We still don’t know where the coronavirus came from — we might never definitively know. But this is a fairly cut-and-dry case of pandemic madness: The lab leak theory was taken seriously by many reasonable people, well-educated on the topic — and with no strong evidence to the contrary, it was dismissed and censored for years. And many of us participated.

The national discourse around the vaccine roll-out was similarly crazed. Vaccine campaigns emphasized the selfishness inherent in passing up the vaccine and putting high-risk populations in danger. Those campaigns successfully suppressed even sensible vaccine skepticism, such as unease over rare but severe side effects. People who expressed concerns were portrayed as having little care for anyone but themselves. How could they, in good conscience, forgo a vaccine that would prevent infection and its resulting negative externalities?

This argument is sensible, but it was taken too far.

It’s now evident that the vaccines pose legitimate areas of investigation. There’s a lively debate about whether mRNA-based coronavirus vaccines increase the — albeit rare — risk of heart inflammation, particularly for young males. The Centers for Disease Control and Prevention have even noted considerations for clinicians given this risk.

Additional questions about specific vaccines appeared. The CDC ultimately downgraded their recommendation of the Johnson & Johnson vaccine after reports of the heightened risk of blood clots — even as these cases were highly rare: 60 cases were reported and nine people died. In a similar vein, given the mixed conclusions of research on the effectiveness of subsequent booster shots, there might be a threshold at which the varied side effects of continued boosting outweigh the protection from infection.

This shouldn’t be misunderstood as a vindication of the skeptics. These are each complicated questions that the scientific community will continue to study for years to come. Rather, the point is that we missed out on having these conversations at all — or, rather, having them productively.

Some people who voiced concerns were bullied and forced to leave their jobs. This only inflamed the fury of the right-wing skeptics, potentially jeopardizing the credibility of other health messaging. And the enforcer of these social norms was not some amorphous thing out there — it was us.

Let’s call a spade a spade: Regardless of your view on who is right and who is wrong, this was a dark period of discourse in this country, one that blatantly turned away from truth-seeking.

What was particularly peculiar during the pandemic was not just the groupthink effect — a weaker version of this manifests itself somewhat regularly — but just how quickly the mob moved from one dogma to the next, sometimes in direct contradiction with the last. You get the feeling of whiplash, being pulled from one slogan (don’t trust Trump’s rushed vaccine) to the next (vaccine skepticism is anti-science). The science was messy, while the narratives were easy.

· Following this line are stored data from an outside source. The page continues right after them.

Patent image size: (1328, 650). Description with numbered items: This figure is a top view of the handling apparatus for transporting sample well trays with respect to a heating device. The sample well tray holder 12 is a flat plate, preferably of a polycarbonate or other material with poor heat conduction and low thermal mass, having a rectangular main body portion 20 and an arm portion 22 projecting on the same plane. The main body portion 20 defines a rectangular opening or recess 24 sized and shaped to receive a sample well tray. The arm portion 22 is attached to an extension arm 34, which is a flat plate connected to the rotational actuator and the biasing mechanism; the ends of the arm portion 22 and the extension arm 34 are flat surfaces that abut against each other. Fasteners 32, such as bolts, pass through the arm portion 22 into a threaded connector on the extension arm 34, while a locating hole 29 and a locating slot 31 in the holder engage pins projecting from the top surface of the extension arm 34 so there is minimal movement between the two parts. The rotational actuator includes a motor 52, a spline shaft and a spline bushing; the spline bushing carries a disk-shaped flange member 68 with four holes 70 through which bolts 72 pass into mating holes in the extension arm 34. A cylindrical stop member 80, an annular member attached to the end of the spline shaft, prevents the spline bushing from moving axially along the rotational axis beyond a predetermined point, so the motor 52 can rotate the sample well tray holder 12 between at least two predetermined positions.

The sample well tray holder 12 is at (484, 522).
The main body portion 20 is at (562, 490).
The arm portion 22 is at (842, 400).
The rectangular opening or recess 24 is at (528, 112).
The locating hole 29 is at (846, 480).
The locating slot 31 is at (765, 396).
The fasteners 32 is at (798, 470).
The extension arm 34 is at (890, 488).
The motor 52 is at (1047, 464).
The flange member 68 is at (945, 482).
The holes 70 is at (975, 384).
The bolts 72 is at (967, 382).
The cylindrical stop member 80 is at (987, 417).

The pandemic forced us to make quick, important decisions with very little information. The rational response would be to be critical of our beliefs and measured in our actions.

Instead, some combination of action bias, fear, and group polarization pushed us in the complete opposite direction. We chose to have weak opinions, strongly held.

In our eyes, the pandemic was the first time we saw reasonable people with reasonable ideas be terrified of speaking out. A survey of the most catastrophic events in human history typically rhymes with this description — this should be alarming.

In short, we saw some of our worst instincts poke their head out during the pandemic. It’s important to interrogate what we believed, remember why we believed it, and honestly investigate if, based on the information at the time, that was the right decision.

It’s not a fun exercise — it takes us back into a sort of bad dream — but it’s crucial to prevent another slow slip into mob morality.

Roman C. Ugarte ’24 is an Applied Math in Economics concentrator in Eliot House. K. Oskar Schulz ’22 is currently on leave founding a startup in New York City. Their column, “Under-indexed,” runs on alternate Wednesdays.